Hence, I’ve been unsurprised with the Irish tour unravelling before my eyes. In fact, I was able to watch it unfurl with calm detachment.
When I applied and paid for my visa, no one told me it would take 12 to 14 weeks. Of course, I’d already paid for flights, as one does to qualify for the visa.
And yes, despite my Irish surname, my darling parents never thought to get me an Irish passport when young, even as they received theirs, and the rules changed…so alas for that.
Although that pill was a bitter one, what can I do about it? It’s not like I work for the Irish Immigration Department. I’m not a magician either.
So with a mere 10 days to go before departure, and my visa application gathering dust for two months, I’ve had to change plans. Or rather, change ideas.
What is surprising is how easy it has been to swallow, even with the eye-watering expense involved, as naturally, I had booked the cheapest (still expensive) non-refundable ticket many moons ago.
So although we will not be visiting the Emerald Isle, at least my son and I will be together as we traverse northern Germany and cavort along the edges of the Baltic Sea to my other ancestral home, Lithuania. This is my mother’s side of the family, buried deep.
How lucky are we to be able to do this? A Plan B that feels better than Plan A! A true sense of exploration and discovery into a region none of us ever expected to go to. No accommodation booked as yet, because we will find beds as we go along.
That’s what phones and eyes and following our nose mean. I’ll teach my son to improvise, that’s the only plan I have.
It doesn’t matter that it will take years to pay off. I’m living for now. I need to spend time with my boy.
If I need to sell a kidney to do that, so be it. And if you have one spare, I’ll take it.
The status on my WhatsApp profile was set to “destination unknown” some time ago. Truly, the less I know, the freer I am. The freer I am, the more able I am to countenance and embrace everything that comes my way.

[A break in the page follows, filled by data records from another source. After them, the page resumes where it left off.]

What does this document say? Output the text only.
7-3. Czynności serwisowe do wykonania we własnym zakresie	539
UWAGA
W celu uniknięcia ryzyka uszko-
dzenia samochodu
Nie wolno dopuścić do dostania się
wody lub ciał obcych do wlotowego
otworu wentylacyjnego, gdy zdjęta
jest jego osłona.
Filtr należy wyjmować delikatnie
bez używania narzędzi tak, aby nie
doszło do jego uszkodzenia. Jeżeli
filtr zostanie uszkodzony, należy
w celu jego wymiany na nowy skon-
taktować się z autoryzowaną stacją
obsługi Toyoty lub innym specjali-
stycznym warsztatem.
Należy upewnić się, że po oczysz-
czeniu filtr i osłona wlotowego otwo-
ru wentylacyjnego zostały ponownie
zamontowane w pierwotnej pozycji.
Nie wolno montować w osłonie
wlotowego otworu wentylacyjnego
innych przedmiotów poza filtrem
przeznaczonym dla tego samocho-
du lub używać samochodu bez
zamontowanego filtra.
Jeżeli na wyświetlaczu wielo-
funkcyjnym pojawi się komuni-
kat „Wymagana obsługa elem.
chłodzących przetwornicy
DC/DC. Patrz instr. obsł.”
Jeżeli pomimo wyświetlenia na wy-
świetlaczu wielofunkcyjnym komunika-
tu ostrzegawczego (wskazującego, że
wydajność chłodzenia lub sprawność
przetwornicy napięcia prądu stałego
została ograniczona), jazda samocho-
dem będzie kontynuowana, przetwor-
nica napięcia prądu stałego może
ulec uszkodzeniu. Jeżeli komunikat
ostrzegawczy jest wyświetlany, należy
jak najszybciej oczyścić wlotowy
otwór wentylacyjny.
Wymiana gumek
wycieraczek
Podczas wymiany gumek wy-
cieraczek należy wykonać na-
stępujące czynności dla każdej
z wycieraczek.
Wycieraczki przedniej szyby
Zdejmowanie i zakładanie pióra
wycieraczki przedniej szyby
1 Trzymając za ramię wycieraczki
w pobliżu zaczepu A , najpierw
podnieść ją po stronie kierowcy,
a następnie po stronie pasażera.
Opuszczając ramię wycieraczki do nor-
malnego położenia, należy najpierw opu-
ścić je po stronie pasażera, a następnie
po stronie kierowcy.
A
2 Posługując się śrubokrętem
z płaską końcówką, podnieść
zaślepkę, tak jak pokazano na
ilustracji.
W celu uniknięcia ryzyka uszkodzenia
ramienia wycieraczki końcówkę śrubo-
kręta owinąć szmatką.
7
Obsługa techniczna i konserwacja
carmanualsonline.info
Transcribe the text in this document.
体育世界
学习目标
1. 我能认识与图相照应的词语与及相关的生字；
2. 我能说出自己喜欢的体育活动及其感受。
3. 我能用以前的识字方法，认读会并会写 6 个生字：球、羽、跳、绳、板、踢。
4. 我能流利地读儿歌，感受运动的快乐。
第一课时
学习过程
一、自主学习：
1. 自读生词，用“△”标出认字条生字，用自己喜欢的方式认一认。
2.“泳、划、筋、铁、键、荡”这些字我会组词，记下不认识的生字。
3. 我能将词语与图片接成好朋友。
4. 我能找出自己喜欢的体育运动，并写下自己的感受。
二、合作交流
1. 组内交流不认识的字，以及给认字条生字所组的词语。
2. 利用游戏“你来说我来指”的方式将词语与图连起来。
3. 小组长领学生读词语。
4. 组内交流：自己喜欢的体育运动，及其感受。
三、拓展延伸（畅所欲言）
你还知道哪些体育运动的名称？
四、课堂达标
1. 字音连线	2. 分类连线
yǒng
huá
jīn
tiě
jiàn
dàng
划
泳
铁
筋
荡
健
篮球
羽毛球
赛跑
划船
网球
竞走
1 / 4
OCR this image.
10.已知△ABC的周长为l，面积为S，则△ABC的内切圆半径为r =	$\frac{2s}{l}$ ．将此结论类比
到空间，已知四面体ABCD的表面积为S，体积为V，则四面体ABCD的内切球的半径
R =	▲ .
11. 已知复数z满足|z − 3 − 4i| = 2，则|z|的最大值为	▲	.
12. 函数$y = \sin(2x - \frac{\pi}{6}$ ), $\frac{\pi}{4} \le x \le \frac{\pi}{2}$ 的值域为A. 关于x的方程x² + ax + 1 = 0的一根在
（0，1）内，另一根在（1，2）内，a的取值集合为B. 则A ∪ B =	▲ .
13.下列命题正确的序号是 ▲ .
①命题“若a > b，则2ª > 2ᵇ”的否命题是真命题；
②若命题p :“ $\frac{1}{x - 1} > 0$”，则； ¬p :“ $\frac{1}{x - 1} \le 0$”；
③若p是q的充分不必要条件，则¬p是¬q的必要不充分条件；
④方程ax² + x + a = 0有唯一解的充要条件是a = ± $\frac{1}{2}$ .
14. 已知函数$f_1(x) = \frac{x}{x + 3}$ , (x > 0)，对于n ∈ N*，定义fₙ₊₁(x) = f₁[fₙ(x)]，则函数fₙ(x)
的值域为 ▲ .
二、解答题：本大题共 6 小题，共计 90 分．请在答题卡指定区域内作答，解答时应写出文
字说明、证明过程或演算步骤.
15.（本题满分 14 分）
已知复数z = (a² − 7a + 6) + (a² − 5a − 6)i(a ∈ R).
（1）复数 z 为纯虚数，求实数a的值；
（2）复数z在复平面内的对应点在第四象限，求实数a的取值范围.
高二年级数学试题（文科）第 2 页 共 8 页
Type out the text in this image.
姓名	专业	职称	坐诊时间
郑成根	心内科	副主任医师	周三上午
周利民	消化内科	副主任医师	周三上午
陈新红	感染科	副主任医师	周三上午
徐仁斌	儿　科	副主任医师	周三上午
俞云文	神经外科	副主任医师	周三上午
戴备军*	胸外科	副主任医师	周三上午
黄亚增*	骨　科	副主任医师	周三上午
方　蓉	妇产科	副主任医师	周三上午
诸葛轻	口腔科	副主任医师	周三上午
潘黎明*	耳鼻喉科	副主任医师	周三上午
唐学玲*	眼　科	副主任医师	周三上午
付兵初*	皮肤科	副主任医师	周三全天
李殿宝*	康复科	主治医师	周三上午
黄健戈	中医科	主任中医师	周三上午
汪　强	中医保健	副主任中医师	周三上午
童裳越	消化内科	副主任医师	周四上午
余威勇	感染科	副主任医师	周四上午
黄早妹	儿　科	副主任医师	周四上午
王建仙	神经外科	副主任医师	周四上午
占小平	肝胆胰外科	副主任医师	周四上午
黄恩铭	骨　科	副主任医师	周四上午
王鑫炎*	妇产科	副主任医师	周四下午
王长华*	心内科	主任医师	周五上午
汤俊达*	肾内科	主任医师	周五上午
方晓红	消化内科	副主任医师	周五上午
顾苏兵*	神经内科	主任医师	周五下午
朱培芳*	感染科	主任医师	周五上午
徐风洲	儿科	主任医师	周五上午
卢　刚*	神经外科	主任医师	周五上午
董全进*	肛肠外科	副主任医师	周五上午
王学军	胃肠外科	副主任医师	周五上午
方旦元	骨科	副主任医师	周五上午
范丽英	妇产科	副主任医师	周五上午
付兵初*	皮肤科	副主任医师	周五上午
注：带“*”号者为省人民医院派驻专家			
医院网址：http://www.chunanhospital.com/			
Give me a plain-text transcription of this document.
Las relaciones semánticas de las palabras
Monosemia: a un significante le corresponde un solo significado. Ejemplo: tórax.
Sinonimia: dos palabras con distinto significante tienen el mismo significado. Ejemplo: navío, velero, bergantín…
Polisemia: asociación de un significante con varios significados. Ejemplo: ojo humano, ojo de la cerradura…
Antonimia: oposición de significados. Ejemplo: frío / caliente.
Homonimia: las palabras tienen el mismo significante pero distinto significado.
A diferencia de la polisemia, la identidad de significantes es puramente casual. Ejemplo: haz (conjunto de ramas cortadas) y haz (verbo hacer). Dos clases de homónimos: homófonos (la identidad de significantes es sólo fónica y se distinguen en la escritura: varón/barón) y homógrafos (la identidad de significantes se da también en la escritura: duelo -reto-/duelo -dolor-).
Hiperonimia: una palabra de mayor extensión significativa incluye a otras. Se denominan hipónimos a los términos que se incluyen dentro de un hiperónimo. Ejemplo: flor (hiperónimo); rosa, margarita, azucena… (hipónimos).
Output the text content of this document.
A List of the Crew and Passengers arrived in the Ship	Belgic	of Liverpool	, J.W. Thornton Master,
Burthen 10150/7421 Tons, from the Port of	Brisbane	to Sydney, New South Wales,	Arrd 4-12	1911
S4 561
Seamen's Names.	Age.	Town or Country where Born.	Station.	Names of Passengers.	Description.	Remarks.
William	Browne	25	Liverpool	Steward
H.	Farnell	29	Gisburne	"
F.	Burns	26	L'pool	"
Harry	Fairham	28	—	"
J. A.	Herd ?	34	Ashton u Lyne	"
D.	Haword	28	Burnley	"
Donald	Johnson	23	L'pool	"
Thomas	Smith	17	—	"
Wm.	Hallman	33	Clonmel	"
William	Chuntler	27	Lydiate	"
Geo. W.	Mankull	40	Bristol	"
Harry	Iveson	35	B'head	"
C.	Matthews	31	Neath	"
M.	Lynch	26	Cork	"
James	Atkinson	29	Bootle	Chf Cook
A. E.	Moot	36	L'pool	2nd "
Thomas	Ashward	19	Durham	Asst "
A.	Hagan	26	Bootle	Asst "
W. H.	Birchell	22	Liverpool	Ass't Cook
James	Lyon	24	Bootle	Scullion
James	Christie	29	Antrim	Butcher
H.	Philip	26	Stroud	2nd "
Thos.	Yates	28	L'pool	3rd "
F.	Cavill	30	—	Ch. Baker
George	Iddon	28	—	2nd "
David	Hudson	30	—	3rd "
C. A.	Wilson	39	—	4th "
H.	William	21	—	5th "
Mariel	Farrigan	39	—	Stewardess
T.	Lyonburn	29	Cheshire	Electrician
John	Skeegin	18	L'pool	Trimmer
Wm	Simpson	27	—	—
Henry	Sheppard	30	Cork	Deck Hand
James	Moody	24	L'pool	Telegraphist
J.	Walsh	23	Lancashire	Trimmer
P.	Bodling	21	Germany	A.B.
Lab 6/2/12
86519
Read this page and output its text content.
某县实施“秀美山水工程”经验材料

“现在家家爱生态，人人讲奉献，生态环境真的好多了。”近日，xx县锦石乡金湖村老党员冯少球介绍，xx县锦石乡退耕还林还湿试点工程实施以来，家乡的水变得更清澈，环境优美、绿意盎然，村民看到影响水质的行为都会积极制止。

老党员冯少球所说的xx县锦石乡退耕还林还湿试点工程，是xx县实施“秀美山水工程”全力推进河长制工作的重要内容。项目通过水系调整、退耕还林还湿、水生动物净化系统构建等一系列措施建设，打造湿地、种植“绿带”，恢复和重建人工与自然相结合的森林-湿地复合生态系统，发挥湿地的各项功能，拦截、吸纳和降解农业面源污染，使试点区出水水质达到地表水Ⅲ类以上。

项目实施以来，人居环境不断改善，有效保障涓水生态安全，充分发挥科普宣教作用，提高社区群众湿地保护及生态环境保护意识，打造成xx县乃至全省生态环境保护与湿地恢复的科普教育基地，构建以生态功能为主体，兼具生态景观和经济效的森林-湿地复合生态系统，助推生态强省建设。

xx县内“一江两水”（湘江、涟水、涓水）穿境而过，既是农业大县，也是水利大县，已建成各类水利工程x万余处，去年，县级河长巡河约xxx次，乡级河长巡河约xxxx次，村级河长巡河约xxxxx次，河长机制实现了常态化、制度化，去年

Recently, the venerable South African Revenue Service decided that my thrice-uploaded evidence showing I did in fact use a phone, pay office rent, have Wi-Fi, and incur other business-related expenses such as travel must be a hoax.
It felt as if they wanted not only to pull the financial rug (a thin and faded item to be sure) from beneath me, but to wrap my corpse in it and dump me into a dark Cederberg canyon. But surely not?
Sense must prevail at some point, I was convinced. It might just involve some pain. And despite their bill growing larger each time I submitted evidence, suddenly, one Saturday morning, self-same SARS refunded me. I was in credit, all along!
In the end, it will be okay. But also, in my own life, those words “the end” have greater significance, for I work closely with death and the dying.
Here, I have witnessed some anguish from people who approach the end without letting go of their resentment, or feeling that they have unfinished business.
The end brings these things into focus, makes me realise what’s important, what’s petty, and can be let go of.
It’s a life-hack, being on nodding terms with death. It makes me fabulously present to this wonderful existence, despite its squalid challenges, its woes and wars and worries.
It’s all in my head, see. There, at least, I am free.